TEGAL, Jatengnews.id – Wakil Ketua Komisi XI DPR RI Mohammad Hekal menegaskan kebijakan cukai hasil tembakau harus mampu menjaga keberlangsungan industri rokok legal sekaligus melindungi lapangan kerja.
Menurutnya, pemerintah perlu mencari formulasi yang seimbang agar penerimaan negara tetap terjaga tanpa memicu semakin maraknya peredaran rokok ilegal.
Pernyataan tersebut disampaikan Hekal usai mengunjungi salah satu perusahaan rokok di Kabupaten Tegal, Jawa Tengah, Rabu (29/7/2026).
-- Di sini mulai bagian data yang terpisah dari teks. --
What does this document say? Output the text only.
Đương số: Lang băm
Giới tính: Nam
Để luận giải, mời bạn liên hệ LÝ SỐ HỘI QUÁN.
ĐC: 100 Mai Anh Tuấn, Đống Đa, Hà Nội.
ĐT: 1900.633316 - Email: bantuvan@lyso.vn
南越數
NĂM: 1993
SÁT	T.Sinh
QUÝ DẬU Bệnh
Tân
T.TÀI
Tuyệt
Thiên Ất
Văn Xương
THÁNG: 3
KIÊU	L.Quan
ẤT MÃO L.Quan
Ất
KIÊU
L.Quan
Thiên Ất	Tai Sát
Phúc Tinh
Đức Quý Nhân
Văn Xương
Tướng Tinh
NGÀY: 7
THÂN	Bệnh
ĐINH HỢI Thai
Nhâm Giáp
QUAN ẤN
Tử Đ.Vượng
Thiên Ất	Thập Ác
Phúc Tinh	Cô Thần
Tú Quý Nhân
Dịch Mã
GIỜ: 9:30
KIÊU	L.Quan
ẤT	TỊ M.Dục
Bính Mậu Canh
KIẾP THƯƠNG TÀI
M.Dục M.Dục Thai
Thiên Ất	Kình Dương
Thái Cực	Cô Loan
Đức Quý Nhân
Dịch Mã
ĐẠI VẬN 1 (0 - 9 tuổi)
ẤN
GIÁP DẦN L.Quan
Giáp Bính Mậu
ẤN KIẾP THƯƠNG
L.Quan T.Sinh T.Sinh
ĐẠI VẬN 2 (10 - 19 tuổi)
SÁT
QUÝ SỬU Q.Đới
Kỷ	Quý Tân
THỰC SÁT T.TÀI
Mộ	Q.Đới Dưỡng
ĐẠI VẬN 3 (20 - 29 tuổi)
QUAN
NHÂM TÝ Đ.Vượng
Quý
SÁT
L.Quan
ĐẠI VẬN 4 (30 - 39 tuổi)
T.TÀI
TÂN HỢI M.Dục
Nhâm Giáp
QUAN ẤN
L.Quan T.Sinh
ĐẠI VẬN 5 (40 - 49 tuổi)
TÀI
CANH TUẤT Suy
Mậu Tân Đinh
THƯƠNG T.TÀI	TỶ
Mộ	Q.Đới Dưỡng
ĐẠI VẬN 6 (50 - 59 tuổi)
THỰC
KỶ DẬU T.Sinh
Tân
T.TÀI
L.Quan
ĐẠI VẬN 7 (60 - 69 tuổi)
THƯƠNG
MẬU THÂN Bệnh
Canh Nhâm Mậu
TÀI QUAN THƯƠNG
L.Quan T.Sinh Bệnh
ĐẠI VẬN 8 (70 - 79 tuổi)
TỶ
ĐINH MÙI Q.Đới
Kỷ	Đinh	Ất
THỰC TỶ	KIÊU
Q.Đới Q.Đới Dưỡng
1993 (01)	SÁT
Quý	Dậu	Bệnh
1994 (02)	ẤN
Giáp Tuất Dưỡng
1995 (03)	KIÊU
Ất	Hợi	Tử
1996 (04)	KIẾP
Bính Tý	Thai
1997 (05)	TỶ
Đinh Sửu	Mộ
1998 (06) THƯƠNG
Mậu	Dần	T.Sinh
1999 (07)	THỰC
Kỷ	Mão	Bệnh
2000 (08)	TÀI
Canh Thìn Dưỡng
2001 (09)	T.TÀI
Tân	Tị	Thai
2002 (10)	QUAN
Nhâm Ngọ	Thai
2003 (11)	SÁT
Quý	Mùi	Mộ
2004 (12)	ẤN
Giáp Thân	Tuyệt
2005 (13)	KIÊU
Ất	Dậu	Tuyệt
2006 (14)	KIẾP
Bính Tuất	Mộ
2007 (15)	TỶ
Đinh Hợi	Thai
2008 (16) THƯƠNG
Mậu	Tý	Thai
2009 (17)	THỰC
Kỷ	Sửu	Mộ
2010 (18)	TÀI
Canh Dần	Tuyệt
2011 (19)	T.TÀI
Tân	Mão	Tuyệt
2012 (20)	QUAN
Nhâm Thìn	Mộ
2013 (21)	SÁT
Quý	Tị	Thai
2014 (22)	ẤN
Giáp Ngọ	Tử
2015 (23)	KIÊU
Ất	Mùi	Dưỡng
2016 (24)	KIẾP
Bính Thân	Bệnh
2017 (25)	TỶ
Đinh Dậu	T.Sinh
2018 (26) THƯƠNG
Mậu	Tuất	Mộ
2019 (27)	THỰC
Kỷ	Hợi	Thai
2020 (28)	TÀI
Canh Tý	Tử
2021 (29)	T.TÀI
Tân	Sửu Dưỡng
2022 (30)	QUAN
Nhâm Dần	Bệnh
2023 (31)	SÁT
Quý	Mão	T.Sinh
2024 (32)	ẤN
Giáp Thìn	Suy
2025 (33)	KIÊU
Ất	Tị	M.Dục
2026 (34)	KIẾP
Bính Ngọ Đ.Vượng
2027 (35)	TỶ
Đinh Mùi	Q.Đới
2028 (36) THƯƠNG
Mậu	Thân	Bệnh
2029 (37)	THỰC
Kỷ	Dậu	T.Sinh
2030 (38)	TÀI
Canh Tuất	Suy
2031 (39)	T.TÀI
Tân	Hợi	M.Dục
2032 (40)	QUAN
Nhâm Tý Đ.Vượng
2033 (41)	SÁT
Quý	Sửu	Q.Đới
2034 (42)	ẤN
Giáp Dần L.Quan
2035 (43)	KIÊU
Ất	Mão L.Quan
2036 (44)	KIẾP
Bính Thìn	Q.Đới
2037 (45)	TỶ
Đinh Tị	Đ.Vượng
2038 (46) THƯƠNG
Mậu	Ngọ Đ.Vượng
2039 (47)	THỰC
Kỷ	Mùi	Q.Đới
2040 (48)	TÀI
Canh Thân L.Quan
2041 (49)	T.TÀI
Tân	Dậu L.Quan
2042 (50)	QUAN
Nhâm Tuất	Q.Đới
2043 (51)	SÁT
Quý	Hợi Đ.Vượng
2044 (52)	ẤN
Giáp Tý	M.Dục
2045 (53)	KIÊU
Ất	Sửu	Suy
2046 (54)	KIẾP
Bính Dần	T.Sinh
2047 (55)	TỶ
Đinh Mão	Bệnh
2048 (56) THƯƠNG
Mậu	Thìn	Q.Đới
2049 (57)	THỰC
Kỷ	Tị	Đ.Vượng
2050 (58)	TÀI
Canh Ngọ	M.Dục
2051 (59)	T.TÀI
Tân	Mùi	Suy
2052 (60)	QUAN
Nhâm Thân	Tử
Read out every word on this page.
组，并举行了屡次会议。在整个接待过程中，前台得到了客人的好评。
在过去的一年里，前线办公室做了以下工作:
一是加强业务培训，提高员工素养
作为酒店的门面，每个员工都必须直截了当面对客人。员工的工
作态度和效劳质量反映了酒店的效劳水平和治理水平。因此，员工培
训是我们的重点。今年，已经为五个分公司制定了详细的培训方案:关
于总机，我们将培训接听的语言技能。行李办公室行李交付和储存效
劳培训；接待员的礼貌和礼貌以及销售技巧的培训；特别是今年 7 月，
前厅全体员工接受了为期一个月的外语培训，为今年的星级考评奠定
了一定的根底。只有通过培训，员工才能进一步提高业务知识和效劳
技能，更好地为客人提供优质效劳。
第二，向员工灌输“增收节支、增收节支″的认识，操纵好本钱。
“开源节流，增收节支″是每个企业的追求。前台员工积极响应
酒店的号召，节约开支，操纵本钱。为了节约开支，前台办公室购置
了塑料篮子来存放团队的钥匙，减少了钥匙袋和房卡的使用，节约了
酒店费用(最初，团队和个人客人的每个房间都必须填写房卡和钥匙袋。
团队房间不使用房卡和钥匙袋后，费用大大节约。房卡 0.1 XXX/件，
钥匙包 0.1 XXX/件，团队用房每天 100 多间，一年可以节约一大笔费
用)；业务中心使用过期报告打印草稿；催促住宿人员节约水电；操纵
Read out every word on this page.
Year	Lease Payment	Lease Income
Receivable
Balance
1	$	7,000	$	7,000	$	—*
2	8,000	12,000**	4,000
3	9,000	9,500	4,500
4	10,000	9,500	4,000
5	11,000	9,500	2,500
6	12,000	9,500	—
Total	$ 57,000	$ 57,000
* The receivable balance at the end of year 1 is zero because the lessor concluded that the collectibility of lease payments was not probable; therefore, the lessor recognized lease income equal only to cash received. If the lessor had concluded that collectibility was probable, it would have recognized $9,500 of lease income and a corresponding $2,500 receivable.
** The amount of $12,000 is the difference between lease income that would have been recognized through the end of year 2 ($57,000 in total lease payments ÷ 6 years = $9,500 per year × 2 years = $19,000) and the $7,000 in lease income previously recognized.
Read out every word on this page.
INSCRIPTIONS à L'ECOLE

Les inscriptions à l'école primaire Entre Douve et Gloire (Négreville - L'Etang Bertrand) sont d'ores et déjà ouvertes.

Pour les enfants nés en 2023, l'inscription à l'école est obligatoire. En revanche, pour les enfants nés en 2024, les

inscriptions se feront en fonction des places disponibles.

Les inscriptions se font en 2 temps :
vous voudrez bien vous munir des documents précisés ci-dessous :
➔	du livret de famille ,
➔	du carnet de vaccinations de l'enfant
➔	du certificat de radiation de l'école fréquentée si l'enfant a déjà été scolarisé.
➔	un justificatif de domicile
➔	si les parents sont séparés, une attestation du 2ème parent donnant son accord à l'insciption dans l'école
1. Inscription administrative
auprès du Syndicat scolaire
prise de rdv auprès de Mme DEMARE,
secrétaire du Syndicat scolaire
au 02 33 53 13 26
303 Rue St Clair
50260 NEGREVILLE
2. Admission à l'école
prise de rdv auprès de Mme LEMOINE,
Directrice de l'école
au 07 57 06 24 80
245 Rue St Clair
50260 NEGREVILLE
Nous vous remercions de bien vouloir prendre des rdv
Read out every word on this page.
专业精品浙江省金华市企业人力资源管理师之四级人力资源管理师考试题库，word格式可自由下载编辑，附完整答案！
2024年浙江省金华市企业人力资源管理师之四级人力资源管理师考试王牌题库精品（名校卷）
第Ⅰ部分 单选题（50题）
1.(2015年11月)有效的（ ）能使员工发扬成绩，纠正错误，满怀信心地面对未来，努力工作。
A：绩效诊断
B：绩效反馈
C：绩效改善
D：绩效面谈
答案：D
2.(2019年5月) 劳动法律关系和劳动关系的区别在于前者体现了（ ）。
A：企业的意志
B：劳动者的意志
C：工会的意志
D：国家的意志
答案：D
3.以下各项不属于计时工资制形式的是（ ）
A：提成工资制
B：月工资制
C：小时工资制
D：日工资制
Kunjungan itu dilakukan untuk menyerap aspirasi pelaku industri sebelum Komisi XI DPR RI membahas sejumlah kebijakan baru terkait cukai hasil tembakau.
“Saya ingin melihat langsung kondisi di lapangan agar kebijakan yang nanti diambil tidak keliru. Kebijakan cukai memiliki dampak yang sangat luas, sehingga harus disusun berdasarkan fakta yang terjadi,” ujarnya.
Politikus Partai Gerindra itu menjelaskan, perusahaan yang dikunjunginya merupakan industri padat karya yang memiliki peran penting dalam menyerap tenaga kerja di daerah pemilihannya.
Ia menilai perusahaan tersebut mampu memberikan kesejahteraan bagi para pekerja, termasuk dengan memberikan upah di atas ketentuan upah minimum. Mayoritas karyawan juga berasal dari kalangan generasi Z dan milenial.
“Banyak pekerja yang bergabung sejak usia muda dan berharap bisa berkarier hingga pensiun di perusahaan ini karena pendapatannya cukup baik. Tidak sedikit pula yang menjadi tulang punggung keluarga,” kata Hekal.
Menurutnya, industri hasil tembakau yang menjalankan usaha secara legal sudah semestinya mendapat perlindungan. Selain patuh membayar pajak dan cukai, industri tersebut juga memberikan kontribusi besar terhadap penyerapan tenaga kerja dan penerimaan negara.
“Yang harus kita lindungi adalah industri legal. Mereka membayar pajak, membayar cukai, dan membuka lapangan pekerjaan. Tantangan terbesar justru datang dari peredaran rokok ilegal,” tegasnya.
Hekal pun meminta pemerintah memperkuat pengawasan dan penindakan terhadap rokok ilegal, baik yang diproduksi di dalam negeri maupun yang masuk melalui jalur penyelundupan. Di sisi lain, pelaku usaha yang ingin menjalankan bisnis secara resmi juga harus diberi kemudahan selama memenuhi seluruh aturan yang berlaku.
Terkait kebijakan tarif cukai, Hekal menilai kenaikan yang terlalu tinggi berpotensi mendorong konsumen beralih ke rokok ilegal karena selisih harga yang semakin lebar.
“Kalau tarif cukainya terlalu tinggi, masyarakat akan mencari produk yang lebih murah. Kondisi itu justru memberi ruang bagi rokok ilegal berkembang. Karena itu diperlukan formulasi yang tepat agar semua pelaku usaha tetap membayar cukai sesuai aturan tanpa mendorong praktik penghindaran cukai,” jelasnya.
Ia menambahkan, berbagai masukan dari pelaku industri akan menjadi bahan pertimbangan Komisi XI DPR RI dalam pembahasan kebijakan fiskal sektor hasil tembakau, termasuk rencana pengaturan lapisan tarif (layering) cukai.
Kebijakan tersebut diharapkan mampu menjaga keseimbangan antara optimalisasi penerimaan negara, keberlangsungan industri rokok legal, serta perlindungan terhadap ribuan tenaga kerja yang menggantungkan hidup pada sektor tersebut.